"Lilin-Lilin Kecil" (, English: "Little Candles") is an Indonesian pop song written by James F. Sundah for the Prambors 1977 Teenage Song-Writing Competition () and performed by Chrisye. To date it has been covered over fifty times. Rolling Stone Indonesia listed it as the thirteenth best Indonesian song of all time.

Writing
James F. Sundah wrote "Lilin-Lilin Kecil" for the Prambors Teenage Song-Writing Competition of 1977. The initial song was written in D and F.
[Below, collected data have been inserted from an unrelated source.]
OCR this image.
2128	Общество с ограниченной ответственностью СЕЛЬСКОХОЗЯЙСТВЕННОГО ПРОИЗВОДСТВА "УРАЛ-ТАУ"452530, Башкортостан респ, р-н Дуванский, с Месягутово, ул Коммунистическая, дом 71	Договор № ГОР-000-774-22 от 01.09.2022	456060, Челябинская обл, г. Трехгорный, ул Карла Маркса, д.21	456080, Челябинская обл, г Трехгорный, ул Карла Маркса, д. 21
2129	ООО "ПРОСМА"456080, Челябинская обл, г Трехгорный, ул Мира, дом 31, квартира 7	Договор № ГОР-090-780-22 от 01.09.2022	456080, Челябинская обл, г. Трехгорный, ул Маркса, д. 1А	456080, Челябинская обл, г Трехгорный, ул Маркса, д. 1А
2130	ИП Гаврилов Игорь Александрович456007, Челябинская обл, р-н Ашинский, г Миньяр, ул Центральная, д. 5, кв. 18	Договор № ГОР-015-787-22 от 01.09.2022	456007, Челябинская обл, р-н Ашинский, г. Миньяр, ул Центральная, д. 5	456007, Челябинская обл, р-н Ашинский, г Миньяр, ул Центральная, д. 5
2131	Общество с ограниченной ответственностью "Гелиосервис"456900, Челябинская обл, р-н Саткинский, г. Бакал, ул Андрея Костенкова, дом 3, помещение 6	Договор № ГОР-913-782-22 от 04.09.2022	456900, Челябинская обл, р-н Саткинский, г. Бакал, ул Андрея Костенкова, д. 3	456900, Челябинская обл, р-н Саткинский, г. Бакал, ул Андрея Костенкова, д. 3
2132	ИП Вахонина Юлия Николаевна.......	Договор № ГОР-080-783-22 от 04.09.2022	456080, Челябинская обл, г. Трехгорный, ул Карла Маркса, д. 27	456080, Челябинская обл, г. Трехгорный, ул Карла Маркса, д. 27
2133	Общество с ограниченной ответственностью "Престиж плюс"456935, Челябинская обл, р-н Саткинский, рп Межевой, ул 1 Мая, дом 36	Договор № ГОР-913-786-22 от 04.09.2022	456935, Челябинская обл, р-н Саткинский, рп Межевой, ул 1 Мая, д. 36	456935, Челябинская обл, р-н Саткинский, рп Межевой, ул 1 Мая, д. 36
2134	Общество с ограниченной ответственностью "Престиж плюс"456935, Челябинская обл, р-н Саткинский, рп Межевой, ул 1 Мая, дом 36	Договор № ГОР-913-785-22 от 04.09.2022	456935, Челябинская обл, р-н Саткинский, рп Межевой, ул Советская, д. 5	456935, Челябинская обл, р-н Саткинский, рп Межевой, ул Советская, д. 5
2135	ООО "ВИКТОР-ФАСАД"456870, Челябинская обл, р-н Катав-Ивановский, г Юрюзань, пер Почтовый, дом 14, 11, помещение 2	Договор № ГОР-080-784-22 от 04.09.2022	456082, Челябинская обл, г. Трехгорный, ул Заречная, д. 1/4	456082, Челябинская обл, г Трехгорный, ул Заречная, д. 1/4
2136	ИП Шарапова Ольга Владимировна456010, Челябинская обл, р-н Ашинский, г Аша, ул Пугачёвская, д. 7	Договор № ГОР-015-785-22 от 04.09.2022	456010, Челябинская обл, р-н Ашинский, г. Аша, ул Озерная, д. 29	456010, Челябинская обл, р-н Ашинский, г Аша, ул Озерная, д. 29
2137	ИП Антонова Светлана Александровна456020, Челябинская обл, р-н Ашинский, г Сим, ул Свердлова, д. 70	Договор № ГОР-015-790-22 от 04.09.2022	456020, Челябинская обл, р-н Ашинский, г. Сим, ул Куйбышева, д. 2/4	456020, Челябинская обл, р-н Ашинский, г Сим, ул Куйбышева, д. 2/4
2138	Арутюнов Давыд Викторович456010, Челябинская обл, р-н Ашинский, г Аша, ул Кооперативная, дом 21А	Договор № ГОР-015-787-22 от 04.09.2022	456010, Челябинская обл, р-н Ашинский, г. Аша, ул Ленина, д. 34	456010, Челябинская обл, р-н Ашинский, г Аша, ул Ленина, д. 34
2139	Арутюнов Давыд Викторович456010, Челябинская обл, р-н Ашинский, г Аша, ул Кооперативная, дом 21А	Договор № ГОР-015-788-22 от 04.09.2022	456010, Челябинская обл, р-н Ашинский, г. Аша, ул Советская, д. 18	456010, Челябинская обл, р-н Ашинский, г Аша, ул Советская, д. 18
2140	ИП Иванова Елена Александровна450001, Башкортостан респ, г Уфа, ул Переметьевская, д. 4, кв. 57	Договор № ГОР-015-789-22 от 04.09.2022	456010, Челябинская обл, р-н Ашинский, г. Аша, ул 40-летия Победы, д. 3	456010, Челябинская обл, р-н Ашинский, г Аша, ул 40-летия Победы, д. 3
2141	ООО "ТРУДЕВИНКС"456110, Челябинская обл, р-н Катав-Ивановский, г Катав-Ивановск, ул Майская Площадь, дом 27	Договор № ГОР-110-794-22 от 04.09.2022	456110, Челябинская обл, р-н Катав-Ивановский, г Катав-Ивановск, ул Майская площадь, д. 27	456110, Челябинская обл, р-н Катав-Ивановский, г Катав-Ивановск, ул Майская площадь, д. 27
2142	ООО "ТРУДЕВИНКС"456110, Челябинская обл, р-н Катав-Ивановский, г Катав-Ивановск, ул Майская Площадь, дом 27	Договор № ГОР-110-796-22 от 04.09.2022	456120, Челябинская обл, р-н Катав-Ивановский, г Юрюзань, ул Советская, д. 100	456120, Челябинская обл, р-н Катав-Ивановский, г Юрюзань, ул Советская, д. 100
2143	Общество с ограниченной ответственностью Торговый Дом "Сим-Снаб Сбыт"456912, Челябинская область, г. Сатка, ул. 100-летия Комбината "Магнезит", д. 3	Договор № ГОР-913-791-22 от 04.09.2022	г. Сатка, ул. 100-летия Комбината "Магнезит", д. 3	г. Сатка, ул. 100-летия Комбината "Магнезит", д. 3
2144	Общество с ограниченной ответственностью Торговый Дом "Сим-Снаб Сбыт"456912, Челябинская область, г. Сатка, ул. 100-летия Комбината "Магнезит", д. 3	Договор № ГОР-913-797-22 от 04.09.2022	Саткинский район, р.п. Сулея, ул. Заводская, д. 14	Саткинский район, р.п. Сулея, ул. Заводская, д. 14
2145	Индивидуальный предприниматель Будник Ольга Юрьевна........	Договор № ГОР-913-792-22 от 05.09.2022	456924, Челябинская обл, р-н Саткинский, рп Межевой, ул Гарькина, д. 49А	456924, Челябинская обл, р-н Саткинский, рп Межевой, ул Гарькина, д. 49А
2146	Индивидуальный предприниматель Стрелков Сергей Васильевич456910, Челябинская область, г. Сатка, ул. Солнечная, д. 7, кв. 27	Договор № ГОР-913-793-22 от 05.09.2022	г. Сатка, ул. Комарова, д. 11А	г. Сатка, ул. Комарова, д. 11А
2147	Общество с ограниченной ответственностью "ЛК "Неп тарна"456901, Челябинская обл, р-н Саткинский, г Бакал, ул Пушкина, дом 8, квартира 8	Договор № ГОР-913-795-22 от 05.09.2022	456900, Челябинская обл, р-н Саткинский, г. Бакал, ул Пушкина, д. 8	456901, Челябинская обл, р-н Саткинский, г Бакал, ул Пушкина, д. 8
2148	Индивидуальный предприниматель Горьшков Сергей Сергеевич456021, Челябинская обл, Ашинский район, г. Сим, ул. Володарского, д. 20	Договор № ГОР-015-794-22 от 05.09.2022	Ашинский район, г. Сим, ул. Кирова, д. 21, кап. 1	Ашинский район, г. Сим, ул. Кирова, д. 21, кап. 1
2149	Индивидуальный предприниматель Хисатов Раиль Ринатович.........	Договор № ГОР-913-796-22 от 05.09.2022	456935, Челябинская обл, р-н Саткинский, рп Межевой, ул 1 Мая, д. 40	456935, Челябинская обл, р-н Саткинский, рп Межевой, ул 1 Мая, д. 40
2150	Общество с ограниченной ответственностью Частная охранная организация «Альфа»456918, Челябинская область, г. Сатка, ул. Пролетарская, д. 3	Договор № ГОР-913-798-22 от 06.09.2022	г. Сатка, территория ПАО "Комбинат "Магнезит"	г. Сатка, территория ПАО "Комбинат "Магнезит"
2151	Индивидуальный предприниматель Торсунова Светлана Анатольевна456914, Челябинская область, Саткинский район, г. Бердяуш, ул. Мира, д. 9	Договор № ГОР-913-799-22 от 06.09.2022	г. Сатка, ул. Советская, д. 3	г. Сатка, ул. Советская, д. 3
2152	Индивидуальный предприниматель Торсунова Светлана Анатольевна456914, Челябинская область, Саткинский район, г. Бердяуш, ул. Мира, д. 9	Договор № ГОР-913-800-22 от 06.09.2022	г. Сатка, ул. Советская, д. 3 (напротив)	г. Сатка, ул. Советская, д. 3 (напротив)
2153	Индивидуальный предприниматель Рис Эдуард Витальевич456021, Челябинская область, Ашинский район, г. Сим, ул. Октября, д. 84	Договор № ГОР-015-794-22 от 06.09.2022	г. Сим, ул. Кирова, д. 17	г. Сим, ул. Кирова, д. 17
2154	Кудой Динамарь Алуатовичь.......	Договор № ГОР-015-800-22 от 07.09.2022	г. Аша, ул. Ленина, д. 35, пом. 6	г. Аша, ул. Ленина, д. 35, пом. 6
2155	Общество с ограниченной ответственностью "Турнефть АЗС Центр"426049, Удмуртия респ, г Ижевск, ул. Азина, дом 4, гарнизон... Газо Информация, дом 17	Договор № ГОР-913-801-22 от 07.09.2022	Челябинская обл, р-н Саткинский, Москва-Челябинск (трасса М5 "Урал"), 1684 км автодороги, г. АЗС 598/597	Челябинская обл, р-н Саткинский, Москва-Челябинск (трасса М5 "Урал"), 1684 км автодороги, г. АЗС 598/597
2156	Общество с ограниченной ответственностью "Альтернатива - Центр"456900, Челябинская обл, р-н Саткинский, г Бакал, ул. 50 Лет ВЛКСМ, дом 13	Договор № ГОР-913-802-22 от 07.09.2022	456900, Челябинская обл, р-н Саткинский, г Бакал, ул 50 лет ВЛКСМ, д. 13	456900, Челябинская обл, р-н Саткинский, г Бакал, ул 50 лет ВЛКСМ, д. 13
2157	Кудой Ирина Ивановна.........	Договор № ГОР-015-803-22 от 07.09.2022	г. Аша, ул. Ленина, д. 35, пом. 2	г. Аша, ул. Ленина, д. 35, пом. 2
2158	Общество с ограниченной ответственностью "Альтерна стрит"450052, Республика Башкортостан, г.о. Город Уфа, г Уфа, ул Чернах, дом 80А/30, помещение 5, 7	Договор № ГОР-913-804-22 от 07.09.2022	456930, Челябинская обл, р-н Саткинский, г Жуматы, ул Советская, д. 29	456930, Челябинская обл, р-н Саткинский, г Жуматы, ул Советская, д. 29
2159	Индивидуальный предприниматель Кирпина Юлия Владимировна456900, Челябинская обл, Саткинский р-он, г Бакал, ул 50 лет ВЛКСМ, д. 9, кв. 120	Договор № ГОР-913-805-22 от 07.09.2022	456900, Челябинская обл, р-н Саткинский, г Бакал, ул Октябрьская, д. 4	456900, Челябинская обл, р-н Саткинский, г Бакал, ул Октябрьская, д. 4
Chrisye was chosen to be the singer for his smooth vocals. The song was arranged by Jockie Soerjoprajogo.

Themes
According to Sundah, "Lilin-Lilin Kecil" is about his friends who had difficulties in life when older generations had successful careers. It has also been described as a memorial song.

Reception
"Lilin-Lilin Kecil" placed fifth in the competition and was the most popular of the finalists on the Lomba Cipta Lagu Remaja album.

"Lilin-Lilin Kecil" launched Chrisye's career and has been called his signature song. He considered its success to be due to its immersing melody and romantic lyrics with his smooth vocals.

"Lilin-Lilin Kecil" has been covered by over fifty singers and bands, including Blue Diamonds, Victor Wood, and Arie Kosmiran. Instrumental versions were released by Alex Faraknimella and Yockie Soerjoprajogo.

Rolling Stone Indonesia listed "Lilin-Lilin Kecil" as the thirteenth best Indonesian song of all time.

"Lilin-Lilin Kecil" has been used as a memorial song, such as at the sixth anniversary of the 2002 Bali bombing.